At the further end of the row, completing the quartette, was little Major Tibbet. He was really a pitiable figure. What, I suspect, was his partial consciousness of the fact made it more obvious still. He kept fidgeting from foot to foot, touching himself furtively here and there, as if he doubted if everything was right. And it was not. He seemed to have been in the wars. His wig was on one side, one eyebrow was not only smudgy, but distinctly higher than the other, and something dreadful had happened to his complexion. An earthquake, or some similar cataclysm, seemed to have cracked it, so that on one side of his face quite a large patch of it was missing.

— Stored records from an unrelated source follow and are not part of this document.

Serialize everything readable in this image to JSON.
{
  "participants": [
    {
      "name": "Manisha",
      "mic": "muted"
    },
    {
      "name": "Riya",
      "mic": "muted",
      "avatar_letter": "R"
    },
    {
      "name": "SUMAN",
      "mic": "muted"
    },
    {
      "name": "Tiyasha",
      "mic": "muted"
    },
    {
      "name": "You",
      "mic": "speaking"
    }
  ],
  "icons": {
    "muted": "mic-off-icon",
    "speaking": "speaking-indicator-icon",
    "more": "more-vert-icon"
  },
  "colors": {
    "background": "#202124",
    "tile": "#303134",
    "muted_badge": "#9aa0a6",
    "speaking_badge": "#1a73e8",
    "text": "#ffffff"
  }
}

I could not but feel that mamma would not have liked to have seen him in his then condition. She is so particular about men’s appearance, especially those whom she honours with her acquaintance. And if she has the faintest suspicion that her own transformation is in the very slightest degree out of the straight, she nearly worries herself into a fit. What would she have felt if she had seen the singular angle at which the Major’s wig was poised?